From Sodom to the Present
The story of Sosom endures not because it tells of ancient destruction, but because it till describes modern civilization. When nations hoard wealth while the poor starve, when the stranger is villified, and the powerful fo unaccountable, the spirit of Sodom lives again.
Our world still prizes comfort over compassion, security over justice, and dominance over mercy. The modern "cities of Sodom" are those that close their gates to refugees, that build walls of wealth, that sanctify greed and call it a blessing.
To read the story rightly is to let it indict us. The sin of Sodom is not someone else's- it is the sin of any community that has ceased to care.
The Fire of Judgment
The fire that fell upon Sodom in Genesis 19 was not arbitrary violence from heaven; it was the outward sign of an inward corruption that reached its end. God's judgment is never capricious- it reveals truth. When humanity builds a world on exploitation and pride, it collapses under its own weight. Divine judgment exposes what human society has already become.
Sodom's destruction, therefore, is both historical and symbolic: it is the end of every city that exalts itself and crushes the weak. Jesus' words to his generation echo this warning: "Remember Lot's wife" (Luke 17.32). God has already condemned. The tragedy of Sodom is not only the sin that was committed, but the longing for a world that God has already left behind.

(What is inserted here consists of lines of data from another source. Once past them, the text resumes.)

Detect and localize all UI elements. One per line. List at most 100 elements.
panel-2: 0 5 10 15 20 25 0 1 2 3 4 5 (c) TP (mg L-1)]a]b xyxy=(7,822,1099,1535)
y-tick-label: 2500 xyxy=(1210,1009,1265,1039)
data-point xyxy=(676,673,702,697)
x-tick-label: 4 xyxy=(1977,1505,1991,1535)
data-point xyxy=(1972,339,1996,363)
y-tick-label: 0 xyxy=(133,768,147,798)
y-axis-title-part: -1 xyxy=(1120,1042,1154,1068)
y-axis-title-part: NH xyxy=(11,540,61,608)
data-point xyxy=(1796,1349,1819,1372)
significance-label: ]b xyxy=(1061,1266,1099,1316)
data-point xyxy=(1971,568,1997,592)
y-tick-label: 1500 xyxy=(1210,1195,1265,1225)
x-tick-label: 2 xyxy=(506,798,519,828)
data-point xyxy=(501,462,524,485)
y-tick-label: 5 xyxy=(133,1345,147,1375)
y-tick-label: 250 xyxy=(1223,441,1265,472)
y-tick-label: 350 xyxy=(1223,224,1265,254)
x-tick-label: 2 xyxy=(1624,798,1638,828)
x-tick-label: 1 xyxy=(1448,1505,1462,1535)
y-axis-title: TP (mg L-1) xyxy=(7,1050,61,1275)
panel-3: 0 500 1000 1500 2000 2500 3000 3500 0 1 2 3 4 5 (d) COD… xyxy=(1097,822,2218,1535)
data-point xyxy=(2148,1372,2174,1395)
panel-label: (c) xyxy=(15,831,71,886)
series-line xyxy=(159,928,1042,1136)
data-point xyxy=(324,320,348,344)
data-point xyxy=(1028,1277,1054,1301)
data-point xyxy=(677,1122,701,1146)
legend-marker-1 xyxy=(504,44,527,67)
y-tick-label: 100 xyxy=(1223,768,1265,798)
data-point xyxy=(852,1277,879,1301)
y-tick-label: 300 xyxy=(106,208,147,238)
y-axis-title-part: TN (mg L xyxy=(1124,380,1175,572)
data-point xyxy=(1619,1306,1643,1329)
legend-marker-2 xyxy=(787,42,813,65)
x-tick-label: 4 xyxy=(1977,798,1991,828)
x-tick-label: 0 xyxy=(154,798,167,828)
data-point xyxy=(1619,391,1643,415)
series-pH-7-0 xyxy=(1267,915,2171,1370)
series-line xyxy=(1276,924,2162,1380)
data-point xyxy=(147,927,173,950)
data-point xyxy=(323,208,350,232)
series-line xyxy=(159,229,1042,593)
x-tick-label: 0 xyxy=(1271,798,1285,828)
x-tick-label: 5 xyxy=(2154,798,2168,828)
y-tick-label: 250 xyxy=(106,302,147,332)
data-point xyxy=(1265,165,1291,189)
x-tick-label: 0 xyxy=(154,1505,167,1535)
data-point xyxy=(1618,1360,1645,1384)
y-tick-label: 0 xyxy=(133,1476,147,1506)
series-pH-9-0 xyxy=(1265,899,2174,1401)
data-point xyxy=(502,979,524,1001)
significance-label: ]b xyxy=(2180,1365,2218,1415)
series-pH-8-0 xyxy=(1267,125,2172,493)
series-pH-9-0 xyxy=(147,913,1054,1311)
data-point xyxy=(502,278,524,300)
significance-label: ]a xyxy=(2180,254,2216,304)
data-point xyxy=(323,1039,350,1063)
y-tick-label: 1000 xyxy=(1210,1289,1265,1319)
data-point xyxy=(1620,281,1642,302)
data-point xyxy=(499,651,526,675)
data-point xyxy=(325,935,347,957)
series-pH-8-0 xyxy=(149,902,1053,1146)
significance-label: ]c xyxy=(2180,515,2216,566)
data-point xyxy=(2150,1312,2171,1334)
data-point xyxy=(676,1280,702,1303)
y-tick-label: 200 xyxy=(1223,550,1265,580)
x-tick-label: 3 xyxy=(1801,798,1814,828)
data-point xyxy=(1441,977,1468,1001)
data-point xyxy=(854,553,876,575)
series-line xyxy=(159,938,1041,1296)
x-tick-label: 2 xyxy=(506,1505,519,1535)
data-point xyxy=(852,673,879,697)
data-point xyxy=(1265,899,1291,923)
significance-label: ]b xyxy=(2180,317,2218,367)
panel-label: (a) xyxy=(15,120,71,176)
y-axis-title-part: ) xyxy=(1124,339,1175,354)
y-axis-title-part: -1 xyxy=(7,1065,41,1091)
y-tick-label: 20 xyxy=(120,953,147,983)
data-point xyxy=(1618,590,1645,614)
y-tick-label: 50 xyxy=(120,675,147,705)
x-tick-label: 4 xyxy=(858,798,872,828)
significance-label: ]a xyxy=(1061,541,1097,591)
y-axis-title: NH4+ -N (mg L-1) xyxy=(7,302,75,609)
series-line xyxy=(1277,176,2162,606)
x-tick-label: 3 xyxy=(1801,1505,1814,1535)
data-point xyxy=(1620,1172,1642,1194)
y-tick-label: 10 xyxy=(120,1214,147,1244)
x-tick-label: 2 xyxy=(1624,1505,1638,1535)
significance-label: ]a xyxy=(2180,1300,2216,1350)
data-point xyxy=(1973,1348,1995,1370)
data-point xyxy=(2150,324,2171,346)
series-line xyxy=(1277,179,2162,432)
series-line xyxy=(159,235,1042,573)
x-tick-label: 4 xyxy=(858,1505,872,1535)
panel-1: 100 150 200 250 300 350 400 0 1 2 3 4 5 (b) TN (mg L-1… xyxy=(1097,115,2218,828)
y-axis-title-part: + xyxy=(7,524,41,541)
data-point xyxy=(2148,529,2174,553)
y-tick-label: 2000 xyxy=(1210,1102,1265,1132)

Recovering the True Lesson
To reclaim the true meaning of Sodom's story is to recover the heart of biblical justice. The prophets were never obsessed with private morality but with public faithfulness- with the structures that uphold or deny God's compassion in the world.
When we read Genesis 19 through the lens of Ezekiel 16 and the words of Jesus, we see a pattern:
- Sodom was condemned for arrogance and neglect of the poor.
- Israel was warned for repeating Sodom's injustice.
- The church is now warned not to become Sodom anew- rich in theology, poor in mercy.
This is not a story about other people's sin. It is a divine warning against religious pride and social indifference- the sins most likely to hide behind the appearance of righteousness.
Hope Beyond the Ruins
Even in judgment, God's purpose is redemption. Lot was spared, not because he was perfect, but because God remembered Abraham's intercession. Mercy always survives judgment; grace always outlasts wrath.
"Come now, and let us reason together," says the Lord, "Through your sins are as scarlet, they shall become as white as snow; though they shall be like wool." (Isaiah 1.18)
The story of Sodom, read rightly, ends not in fire but in grace- the grace that still calls humanity to repentance, hospitality, and love of neighbor. It warns us that the true abomination before God is not found in acts of passion, but in hearts hardened against compassion.
In Summary
The sin of Sodom was the sin of a society that glorified itself and despised mercy. It was the sin of the rich who ignored the poor, the powerful who crushed the weak, and the righteous who justified it all in the name of moral purity.
To remember Sodom rightly is to remember that divine judgment begins with those who have forgotten compassion. it's fire burns away the illusions of holiness that mark injustice. And its warning stands: the measure of a people is not their piety, but their mercy.